After a lengthy outage last night, we want to let you know about the events that led up to it and how we can improve our outage responses to reduce or eliminate downtime when things go wrong.
As usual with these things, there is no single cause to be blamed. It was a confluence of a number of things happening together:
It is a fact of life that our machines run on physical hardware. As much as the cloud, in general, and AWS, in particular, try to insulate us from that fact. Hardware fails and we need to deal with it when it does. In fact, we believe that a large part of the long-term value of PythonAnywhere is that we deal with it so you don't have to.
Since our early days, we have been finding and eliminating single points of failure to increase the robustness of our service, but there are still a few left and we have plans to eliminate them, too. One of the remaining ones is the file server and that's the machine that suffered the hardware failure last night.
The purpose of the file server is to make your private file storage available to all of the web, console, and scheduled task servers. It does this by owning a set of Elastic Block Storage devices, arranged in a RAID cluster, and sharing them out over NFS. This means that we can easily upgrade the file server hardware, and simply move the data storage volumes over from the old hardware to the new.

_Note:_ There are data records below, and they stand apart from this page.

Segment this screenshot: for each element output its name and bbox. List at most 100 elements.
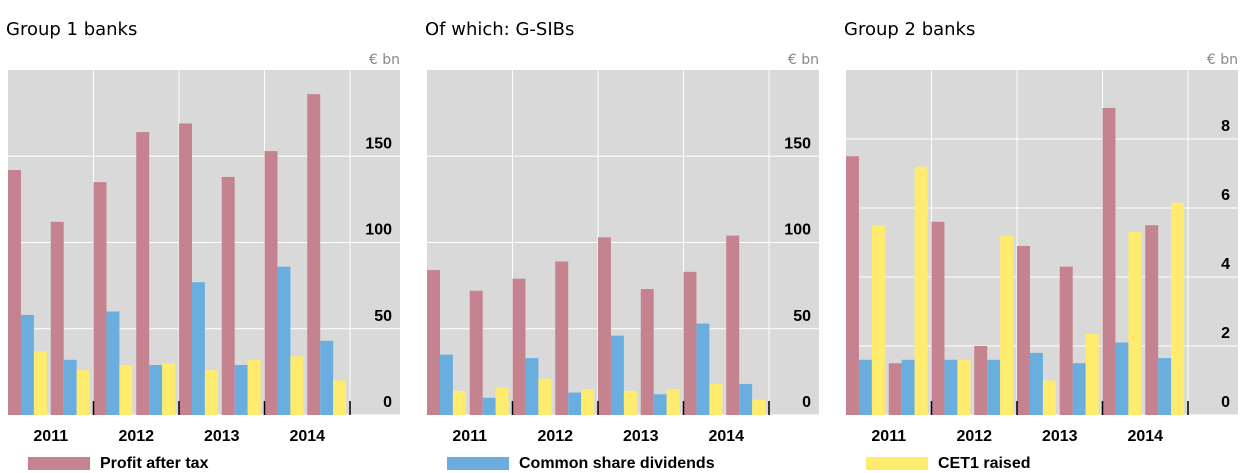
y-tick-label: 2 [1221, 325, 1230, 342]
unit-label: € bn [369, 52, 400, 68]
y-tick-label: 8 [1221, 118, 1230, 135]
bar [482, 397, 496, 415]
bar [277, 266, 291, 415]
bar [179, 123, 192, 415]
bar [555, 261, 569, 415]
bar [1145, 225, 1159, 415]
x-tick-label: 2012 [537, 428, 573, 445]
panel-title: Of which: G-SIBs [425, 19, 574, 40]
bar [136, 132, 150, 415]
bar [1171, 202, 1185, 415]
bar [50, 221, 64, 415]
y-tick-label: 0 [802, 394, 811, 411]
bar [739, 383, 753, 415]
bar [439, 354, 453, 415]
bar [871, 225, 885, 415]
bar [76, 370, 90, 415]
x-tick-label: 2011 [452, 428, 487, 445]
bar [106, 311, 120, 415]
x-tick-label: 2011 [871, 428, 906, 445]
bar [8, 170, 21, 415]
bar [696, 323, 710, 415]
legend-swatch [28, 457, 90, 470]
bar [1128, 232, 1142, 415]
bar [33, 351, 47, 415]
bar [1017, 245, 1030, 415]
legend-label: Common share dividends [519, 455, 715, 472]
y-tick-label: 4 [1221, 256, 1230, 273]
bar [512, 278, 526, 415]
legend-label: CET1 raised [938, 455, 1030, 472]
bar [221, 176, 235, 415]
bar [957, 359, 971, 415]
bar [149, 364, 163, 415]
legend-swatch [866, 457, 928, 470]
bar [726, 235, 740, 415]
x-tick-label: 2014 [1127, 428, 1163, 445]
y-tick-label: 50 [374, 308, 392, 325]
legend-swatch [447, 457, 509, 470]
bar [333, 380, 347, 415]
y-tick-label: 6 [1221, 187, 1230, 204]
bar [290, 356, 304, 415]
bar [247, 359, 261, 415]
bar [119, 364, 133, 415]
x-tick-label: 2013 [1042, 428, 1078, 445]
bar [610, 335, 624, 415]
y-tick-label: 100 [365, 222, 392, 239]
x-tick-label: 2011 [33, 428, 68, 445]
bar [846, 156, 859, 415]
bar [623, 390, 637, 415]
bar [1059, 266, 1073, 415]
bar [1115, 342, 1129, 415]
bar [204, 370, 218, 415]
bar [1042, 380, 1056, 415]
bar [1085, 333, 1099, 415]
bar [709, 383, 723, 415]
bar [1158, 358, 1172, 415]
bar [63, 359, 77, 415]
bar [901, 359, 915, 415]
bar [653, 394, 667, 415]
bar [944, 359, 958, 415]
panel-title: Group 1 banks [6, 19, 137, 40]
bar [1029, 352, 1043, 415]
bar [752, 399, 766, 415]
unit-label: € bn [1207, 52, 1238, 68]
bar [931, 221, 945, 415]
legend-label: Profit after tax [100, 455, 209, 472]
y-tick-label: 50 [793, 308, 811, 325]
bar [974, 346, 988, 415]
bar [598, 237, 611, 415]
bar [427, 270, 440, 415]
bar [683, 271, 697, 415]
bar [1072, 363, 1086, 415]
bar [495, 387, 509, 415]
bar [666, 389, 680, 415]
bar [307, 94, 321, 416]
bar [1102, 107, 1116, 415]
y-tick-label: 150 [784, 135, 811, 152]
y-tick-label: 0 [1221, 394, 1230, 411]
bar [20, 314, 34, 415]
y-tick-label: 150 [365, 135, 392, 152]
x-tick-label: 2012 [956, 428, 992, 445]
bar [581, 389, 595, 415]
bar [469, 290, 483, 415]
bar [525, 358, 539, 415]
x-tick-label: 2013 [623, 428, 659, 445]
x-tick-label: 2013 [204, 428, 240, 445]
bar [914, 166, 928, 415]
bar [162, 363, 176, 415]
bar [1000, 235, 1014, 415]
bar [538, 378, 552, 415]
bar [987, 359, 1001, 415]
bar [234, 364, 248, 415]
bar [191, 282, 205, 415]
y-tick-label: 0 [383, 394, 392, 411]
bar [320, 340, 334, 415]
panel-title: Group 2 banks [844, 19, 975, 40]
unit-label: € bn [788, 52, 819, 68]
y-tick-label: 100 [784, 222, 811, 239]
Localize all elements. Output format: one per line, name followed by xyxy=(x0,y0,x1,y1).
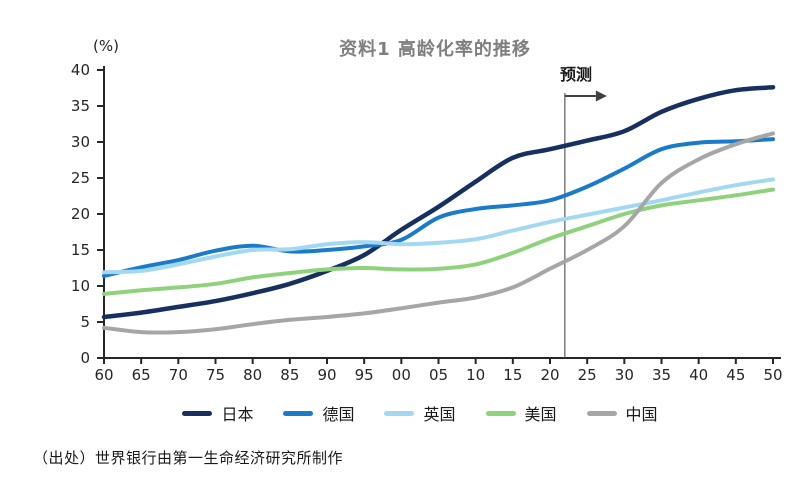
x-tick-label: 70 xyxy=(168,366,188,384)
forecast-arrow-head xyxy=(595,90,607,102)
series-line-germany xyxy=(102,137,775,278)
axis-lines xyxy=(103,66,781,359)
legend-swatch-usa xyxy=(485,410,516,416)
x-tick-label: 50 xyxy=(763,366,783,384)
legend-label-germany: 德国 xyxy=(322,405,355,424)
x-tick-label: 20 xyxy=(540,366,560,384)
chart-title: 资料1 高龄化率的推移 xyxy=(339,39,531,60)
legend-item-china: 中国 xyxy=(586,401,658,425)
legend-label-japan: 日本 xyxy=(221,405,254,424)
legend-item-uk: 英国 xyxy=(384,401,456,425)
y-tick-label: 20 xyxy=(70,205,90,223)
series-line-uk xyxy=(102,177,775,275)
y-tick-label: 40 xyxy=(70,61,90,79)
source-note: （出处）世界银行由第一生命经济研究所制作 xyxy=(33,449,344,467)
chart-legend: 日本 德国 英国 美国 中国 xyxy=(90,401,750,425)
x-tick-label: 45 xyxy=(726,366,746,384)
y-axis-unit-label: (%) xyxy=(93,37,119,55)
legend-label-usa: 美国 xyxy=(524,405,557,424)
x-tick-label: 05 xyxy=(428,366,449,384)
legend-swatch-japan xyxy=(182,410,213,416)
x-tick-label: 00 xyxy=(391,366,411,384)
legend-label-uk: 英国 xyxy=(423,405,456,424)
y-tick-label: 5 xyxy=(80,313,90,331)
legend-label-china: 中国 xyxy=(625,405,658,424)
x-tick-label: 10 xyxy=(466,366,486,384)
x-tick-label: 90 xyxy=(317,366,337,384)
x-tick-label: 25 xyxy=(577,366,597,384)
y-tick-label: 15 xyxy=(70,241,90,259)
legend-item-germany: 德国 xyxy=(283,401,354,425)
y-tick-label: 10 xyxy=(70,277,90,295)
legend-item-japan: 日本 xyxy=(182,401,253,425)
x-tick-label: 75 xyxy=(205,366,226,384)
x-tick-label: 85 xyxy=(280,366,300,384)
x-tick-label: 35 xyxy=(651,366,672,384)
y-tick-label: 35 xyxy=(70,97,90,115)
legend-swatch-uk xyxy=(384,410,415,416)
legend-swatch-china xyxy=(586,410,617,416)
y-tick-label: 25 xyxy=(70,169,90,187)
series-line-usa xyxy=(102,187,775,296)
x-tick-label: 65 xyxy=(131,366,151,384)
series-line-japan xyxy=(101,85,776,320)
x-tick-label: 40 xyxy=(689,366,709,384)
x-tick-label: 80 xyxy=(243,366,263,384)
x-tick-label: 95 xyxy=(354,366,374,384)
series-line-china xyxy=(102,131,775,335)
x-tick-label: 15 xyxy=(503,366,523,384)
legend-swatch-germany xyxy=(283,410,314,416)
y-tick-label: 0 xyxy=(80,349,90,367)
legend-item-usa: 美国 xyxy=(485,401,557,425)
x-tick-label: 60 xyxy=(94,366,114,384)
x-tick-label: 30 xyxy=(614,366,634,384)
forecast-annotation-label: 预测 xyxy=(559,65,592,84)
y-tick-label: 30 xyxy=(70,133,90,151)
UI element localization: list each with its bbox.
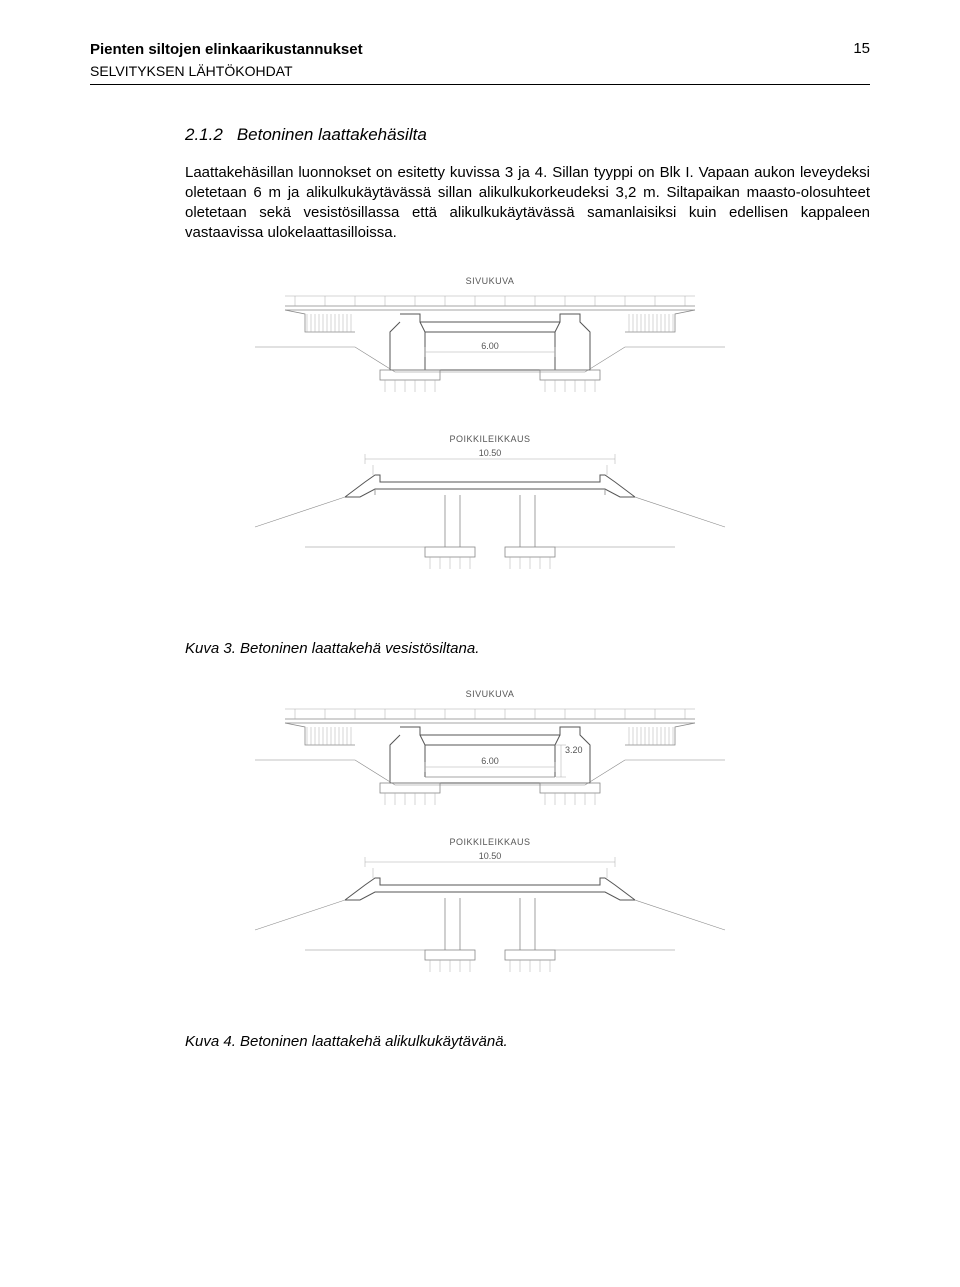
header-left: Pienten siltojen elinkaarikustannukset S… <box>90 40 363 80</box>
fig4-span-dim: 6.00 <box>481 756 499 766</box>
figure-4-svg: SIVUKUVA <box>185 685 795 1015</box>
section-title: Betoninen laattakehäsilta <box>237 125 427 144</box>
figure-3-caption: Kuva 3. Betoninen laattakehä vesistösilt… <box>185 640 870 657</box>
page-number: 15 <box>853 40 870 57</box>
doc-title: Pienten siltojen elinkaarikustannukset <box>90 40 363 60</box>
fig3-side-view: 6.00 <box>255 296 725 392</box>
section-heading: 2.1.2 Betoninen laattakehäsilta <box>185 125 870 145</box>
fig3-side-label: SIVUKUVA <box>466 276 515 286</box>
fig4-width-dim: 10.50 <box>479 851 502 861</box>
figure-3: SIVUKUVA <box>185 272 870 622</box>
fig4-cross-section: 10.50 <box>255 851 725 972</box>
fig4-side-label: SIVUKUVA <box>466 689 515 699</box>
figure-4-caption: Kuva 4. Betoninen laattakehä alikulkukäy… <box>185 1033 870 1050</box>
doc-subtitle: SELVITYKSEN LÄHTÖKOHDAT <box>90 62 363 80</box>
page: Pienten siltojen elinkaarikustannukset S… <box>0 0 960 1120</box>
fig3-span-dim: 6.00 <box>481 341 499 351</box>
page-header: Pienten siltojen elinkaarikustannukset S… <box>90 40 870 85</box>
fig3-cross-section: 10.50 <box>255 448 725 569</box>
fig3-cross-label: POIKKILEIKKAUS <box>449 434 530 444</box>
fig4-side-view: 6.00 3.20 <box>255 709 725 805</box>
figure-4: SIVUKUVA <box>185 685 870 1015</box>
fig4-cross-label: POIKKILEIKKAUS <box>449 837 530 847</box>
fig3-width-dim: 10.50 <box>479 448 502 458</box>
body-paragraph: Laattakehäsillan luonnokset on esitetty … <box>185 163 870 244</box>
section-number: 2.1.2 <box>185 125 223 144</box>
fig4-height-dim: 3.20 <box>565 745 583 755</box>
figure-3-svg: SIVUKUVA <box>185 272 795 622</box>
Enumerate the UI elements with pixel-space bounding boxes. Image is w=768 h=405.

Under normal operation, we have a backup server that has a live, constantly updated copy of the data from the file server, so in the event of either a file server outage, or a hardware problem with the file server's attached storage, we can switch across to using that instead. However, yesterday, we upgraded the storage space on the backup server and switched to SSDs. This meant that, instead of starting off with a hot backup, we had a period where the backup server disks were empty and were syncing with the file server. So we had no fallback when the file server died. Just to be completely clear -- the data storage volumes themselves were unaffected. But the file server that was connected to them, and which serves them out via NFS, crashed hard.
With all of that in mind, we decided to try to resurrect the file server. On the advice of AWS support, we tried to stop the machine and restart it so it would spin up on new hardware. The stop ended up taking an enormous amount of time and then restarting it took a long time, too. After trying several times and poring over boot logs, we determined that the boot disk of the instance had been corrupted by the hardware failure. Now the only path we could see to a working cluster was to create an entirely new one which could take over and use the storage disks from the dead file server. So we kicked off the build (which takes about 20min) and waited. After re-attaching the disks, we checked that they were intact and switched over to the new cluster.
We have learned important lessons from this outage and we'll be using them to improve our service. We would like to extend a big thank you and a grovelling apology to all our loyal customers who were extremely patient with us.